The advantage of this is that "Digitte" can fold its legs so that the average person can make a loud noise. It can also squat down in front of a shelf to grab boxes without its knees protruding forward, which reduces the need for it to lean forward when grabbing boxes.

Equipped with camera vision and lidar, Digit has been around for several years - it was proposed by Ford as a package delivery robot back in 2019.

It's controlled via a gamepad-style tablet (and electronic shutdown starter) and is hard-coded for various tasks -- mostly "picking things up and putting things down" kind of tasks. Interestingly, over the past few months, Agility has been experimenting with large language model (LLM) artificial intelligence, effectively allowing Digit to program itself based on natural language passwords, as shown in the video below.
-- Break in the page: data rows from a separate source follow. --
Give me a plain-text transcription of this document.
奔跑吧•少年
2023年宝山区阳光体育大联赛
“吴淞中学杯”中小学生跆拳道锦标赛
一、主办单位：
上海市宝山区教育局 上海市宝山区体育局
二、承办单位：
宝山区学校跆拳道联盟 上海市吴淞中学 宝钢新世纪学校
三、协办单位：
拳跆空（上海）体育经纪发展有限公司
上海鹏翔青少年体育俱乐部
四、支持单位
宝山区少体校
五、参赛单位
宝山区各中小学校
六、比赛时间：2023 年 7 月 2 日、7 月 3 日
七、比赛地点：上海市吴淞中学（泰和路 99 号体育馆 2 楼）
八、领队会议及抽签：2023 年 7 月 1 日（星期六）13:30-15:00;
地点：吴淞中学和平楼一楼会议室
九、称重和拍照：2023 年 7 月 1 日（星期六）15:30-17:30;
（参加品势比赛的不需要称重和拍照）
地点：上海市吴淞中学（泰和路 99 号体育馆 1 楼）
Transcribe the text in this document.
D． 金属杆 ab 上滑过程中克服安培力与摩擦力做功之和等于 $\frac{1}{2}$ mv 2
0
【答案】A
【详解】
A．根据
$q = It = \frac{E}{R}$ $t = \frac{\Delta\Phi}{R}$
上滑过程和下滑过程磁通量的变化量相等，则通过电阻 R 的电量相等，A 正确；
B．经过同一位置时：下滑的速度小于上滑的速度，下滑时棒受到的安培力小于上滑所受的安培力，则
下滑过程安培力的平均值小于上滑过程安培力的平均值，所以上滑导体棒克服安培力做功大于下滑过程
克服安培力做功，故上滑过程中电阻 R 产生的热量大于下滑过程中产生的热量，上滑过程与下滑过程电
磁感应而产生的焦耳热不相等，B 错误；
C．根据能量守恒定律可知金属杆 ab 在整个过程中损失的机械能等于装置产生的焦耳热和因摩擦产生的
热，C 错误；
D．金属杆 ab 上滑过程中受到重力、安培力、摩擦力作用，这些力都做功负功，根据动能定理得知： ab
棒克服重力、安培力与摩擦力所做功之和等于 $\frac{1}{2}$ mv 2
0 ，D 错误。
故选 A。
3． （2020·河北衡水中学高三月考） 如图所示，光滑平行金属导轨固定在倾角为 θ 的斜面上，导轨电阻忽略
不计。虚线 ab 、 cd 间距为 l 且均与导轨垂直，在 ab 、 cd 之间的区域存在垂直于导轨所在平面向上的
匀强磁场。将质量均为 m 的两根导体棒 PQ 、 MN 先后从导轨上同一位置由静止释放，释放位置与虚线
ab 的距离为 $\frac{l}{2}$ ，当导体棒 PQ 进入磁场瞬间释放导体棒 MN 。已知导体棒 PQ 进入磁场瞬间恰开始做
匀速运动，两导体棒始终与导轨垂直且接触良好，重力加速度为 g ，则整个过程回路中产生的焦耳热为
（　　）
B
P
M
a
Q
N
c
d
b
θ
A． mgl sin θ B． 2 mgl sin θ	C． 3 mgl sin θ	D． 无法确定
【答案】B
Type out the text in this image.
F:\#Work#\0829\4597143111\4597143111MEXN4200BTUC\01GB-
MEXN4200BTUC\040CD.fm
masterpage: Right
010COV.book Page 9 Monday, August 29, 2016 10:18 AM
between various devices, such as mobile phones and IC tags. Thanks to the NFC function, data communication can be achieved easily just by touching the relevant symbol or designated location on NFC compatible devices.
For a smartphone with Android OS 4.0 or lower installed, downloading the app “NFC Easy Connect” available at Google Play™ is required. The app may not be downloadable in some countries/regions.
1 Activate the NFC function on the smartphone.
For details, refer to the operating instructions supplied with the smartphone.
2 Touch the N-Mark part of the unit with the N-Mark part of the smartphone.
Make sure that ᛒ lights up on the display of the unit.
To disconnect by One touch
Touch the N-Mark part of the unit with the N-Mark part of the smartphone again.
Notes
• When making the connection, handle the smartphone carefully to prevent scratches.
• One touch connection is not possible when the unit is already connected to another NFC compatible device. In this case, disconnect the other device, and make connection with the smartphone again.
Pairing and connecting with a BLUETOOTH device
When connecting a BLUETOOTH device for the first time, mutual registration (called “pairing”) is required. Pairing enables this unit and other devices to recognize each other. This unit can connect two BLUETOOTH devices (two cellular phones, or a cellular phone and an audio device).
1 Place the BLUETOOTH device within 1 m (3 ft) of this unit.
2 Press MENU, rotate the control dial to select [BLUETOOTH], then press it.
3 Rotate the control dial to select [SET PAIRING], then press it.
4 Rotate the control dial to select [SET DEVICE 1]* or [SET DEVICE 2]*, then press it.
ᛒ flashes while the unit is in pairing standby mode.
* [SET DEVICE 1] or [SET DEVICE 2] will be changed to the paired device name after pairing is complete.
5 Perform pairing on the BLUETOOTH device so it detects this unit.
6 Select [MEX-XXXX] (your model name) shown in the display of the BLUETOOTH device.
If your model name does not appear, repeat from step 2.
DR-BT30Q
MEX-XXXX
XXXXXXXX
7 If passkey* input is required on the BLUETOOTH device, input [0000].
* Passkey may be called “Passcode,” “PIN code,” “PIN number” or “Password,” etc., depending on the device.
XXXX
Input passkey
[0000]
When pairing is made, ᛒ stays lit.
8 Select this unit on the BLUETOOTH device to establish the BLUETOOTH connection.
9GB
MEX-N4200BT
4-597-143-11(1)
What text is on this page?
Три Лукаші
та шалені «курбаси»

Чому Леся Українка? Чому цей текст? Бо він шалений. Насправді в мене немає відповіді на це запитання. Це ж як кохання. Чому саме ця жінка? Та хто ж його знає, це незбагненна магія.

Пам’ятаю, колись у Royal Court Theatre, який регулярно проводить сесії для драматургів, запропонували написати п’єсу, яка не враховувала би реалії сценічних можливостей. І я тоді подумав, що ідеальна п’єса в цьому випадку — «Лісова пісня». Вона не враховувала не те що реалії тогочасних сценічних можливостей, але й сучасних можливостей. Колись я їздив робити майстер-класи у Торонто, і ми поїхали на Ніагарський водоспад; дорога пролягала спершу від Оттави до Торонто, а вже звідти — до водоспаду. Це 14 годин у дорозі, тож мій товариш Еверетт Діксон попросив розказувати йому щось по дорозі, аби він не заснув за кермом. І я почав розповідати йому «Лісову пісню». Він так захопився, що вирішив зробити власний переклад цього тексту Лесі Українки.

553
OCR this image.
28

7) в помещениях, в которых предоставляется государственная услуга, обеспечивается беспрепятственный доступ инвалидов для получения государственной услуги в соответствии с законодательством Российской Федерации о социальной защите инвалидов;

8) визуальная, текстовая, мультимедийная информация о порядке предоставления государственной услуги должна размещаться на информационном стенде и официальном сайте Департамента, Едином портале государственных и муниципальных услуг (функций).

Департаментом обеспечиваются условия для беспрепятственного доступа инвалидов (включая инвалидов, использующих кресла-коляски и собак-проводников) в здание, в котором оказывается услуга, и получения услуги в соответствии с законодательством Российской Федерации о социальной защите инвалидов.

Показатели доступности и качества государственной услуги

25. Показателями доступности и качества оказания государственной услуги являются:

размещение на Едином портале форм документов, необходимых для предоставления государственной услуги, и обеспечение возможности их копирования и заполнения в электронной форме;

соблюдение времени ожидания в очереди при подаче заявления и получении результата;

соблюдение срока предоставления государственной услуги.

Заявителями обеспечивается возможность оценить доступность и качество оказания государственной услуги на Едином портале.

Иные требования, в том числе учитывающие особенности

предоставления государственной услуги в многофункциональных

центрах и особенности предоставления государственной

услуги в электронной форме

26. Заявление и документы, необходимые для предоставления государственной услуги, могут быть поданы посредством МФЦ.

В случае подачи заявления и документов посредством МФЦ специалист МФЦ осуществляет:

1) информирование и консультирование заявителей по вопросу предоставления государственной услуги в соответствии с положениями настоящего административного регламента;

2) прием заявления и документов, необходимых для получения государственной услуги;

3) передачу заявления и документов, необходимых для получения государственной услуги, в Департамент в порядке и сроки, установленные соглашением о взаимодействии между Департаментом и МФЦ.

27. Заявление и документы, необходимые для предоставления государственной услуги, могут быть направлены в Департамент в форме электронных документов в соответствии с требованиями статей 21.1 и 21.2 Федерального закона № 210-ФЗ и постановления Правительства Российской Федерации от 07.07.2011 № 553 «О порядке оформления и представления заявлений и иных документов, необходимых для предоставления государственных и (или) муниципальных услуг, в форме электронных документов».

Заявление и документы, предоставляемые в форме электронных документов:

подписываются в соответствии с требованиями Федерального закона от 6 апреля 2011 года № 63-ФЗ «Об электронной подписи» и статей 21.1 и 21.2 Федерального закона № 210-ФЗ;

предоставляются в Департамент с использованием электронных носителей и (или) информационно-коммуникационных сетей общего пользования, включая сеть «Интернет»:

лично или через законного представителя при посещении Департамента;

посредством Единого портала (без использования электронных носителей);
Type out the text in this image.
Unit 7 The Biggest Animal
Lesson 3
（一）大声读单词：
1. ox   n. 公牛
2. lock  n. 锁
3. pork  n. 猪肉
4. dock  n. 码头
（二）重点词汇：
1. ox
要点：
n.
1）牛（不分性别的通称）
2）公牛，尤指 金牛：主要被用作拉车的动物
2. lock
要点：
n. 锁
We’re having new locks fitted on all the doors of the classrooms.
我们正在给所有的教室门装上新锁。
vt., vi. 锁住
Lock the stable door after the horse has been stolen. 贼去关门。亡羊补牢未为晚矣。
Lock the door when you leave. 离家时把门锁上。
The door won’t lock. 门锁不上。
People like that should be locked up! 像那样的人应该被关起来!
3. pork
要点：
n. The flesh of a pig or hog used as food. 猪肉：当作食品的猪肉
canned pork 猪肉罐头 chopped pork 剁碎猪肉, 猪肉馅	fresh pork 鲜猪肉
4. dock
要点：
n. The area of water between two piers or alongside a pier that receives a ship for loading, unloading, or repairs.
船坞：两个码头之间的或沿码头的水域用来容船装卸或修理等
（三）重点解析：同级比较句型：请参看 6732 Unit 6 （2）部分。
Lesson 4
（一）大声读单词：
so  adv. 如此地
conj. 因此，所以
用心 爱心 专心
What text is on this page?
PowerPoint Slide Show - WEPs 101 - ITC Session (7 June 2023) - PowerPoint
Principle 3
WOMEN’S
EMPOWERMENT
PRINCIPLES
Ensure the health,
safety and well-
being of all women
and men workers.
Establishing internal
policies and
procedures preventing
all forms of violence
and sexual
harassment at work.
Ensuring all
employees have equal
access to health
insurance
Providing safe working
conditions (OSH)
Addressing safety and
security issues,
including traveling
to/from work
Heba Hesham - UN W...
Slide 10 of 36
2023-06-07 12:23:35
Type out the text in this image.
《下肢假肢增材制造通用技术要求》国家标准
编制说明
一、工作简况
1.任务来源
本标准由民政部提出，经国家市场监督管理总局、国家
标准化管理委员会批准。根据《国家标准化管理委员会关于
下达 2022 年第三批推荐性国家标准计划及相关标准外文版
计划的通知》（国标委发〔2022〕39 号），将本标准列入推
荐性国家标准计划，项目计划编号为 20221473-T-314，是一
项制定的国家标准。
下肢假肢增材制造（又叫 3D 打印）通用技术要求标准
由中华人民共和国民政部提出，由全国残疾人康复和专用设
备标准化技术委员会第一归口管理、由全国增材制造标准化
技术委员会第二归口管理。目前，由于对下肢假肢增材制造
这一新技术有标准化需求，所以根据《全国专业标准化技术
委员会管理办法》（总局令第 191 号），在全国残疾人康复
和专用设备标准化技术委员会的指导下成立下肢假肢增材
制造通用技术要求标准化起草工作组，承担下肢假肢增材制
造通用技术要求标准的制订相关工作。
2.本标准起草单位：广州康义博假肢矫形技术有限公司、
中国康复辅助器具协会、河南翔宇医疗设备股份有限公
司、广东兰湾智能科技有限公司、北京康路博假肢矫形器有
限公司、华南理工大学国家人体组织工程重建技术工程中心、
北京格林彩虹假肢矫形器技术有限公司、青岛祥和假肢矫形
Digit will initially move cartons and totes at Agility's own factories and those of early customers. Next, the company hopes it can load and unload trucks. For now, the company has said little about more complex tasks, so Agility seems content to keep early use cases limited.

As for whether RoboFab is the world's first humanoid robot factory, this may be just the icing on the cake, because the Chinese company Fourier Intelligence announced in July this year that it will manufacture 100 GT-1 humanoid robots before the end of this year and deliver them to customers. Each robot can almost bear weight.

Regardless, there is growing evidence that the labor market is on the verge of another major transformation. Dozens of companies have now decided and convinced investors that the dawn of humanoid robot workers is coming and they need to prepare for the change.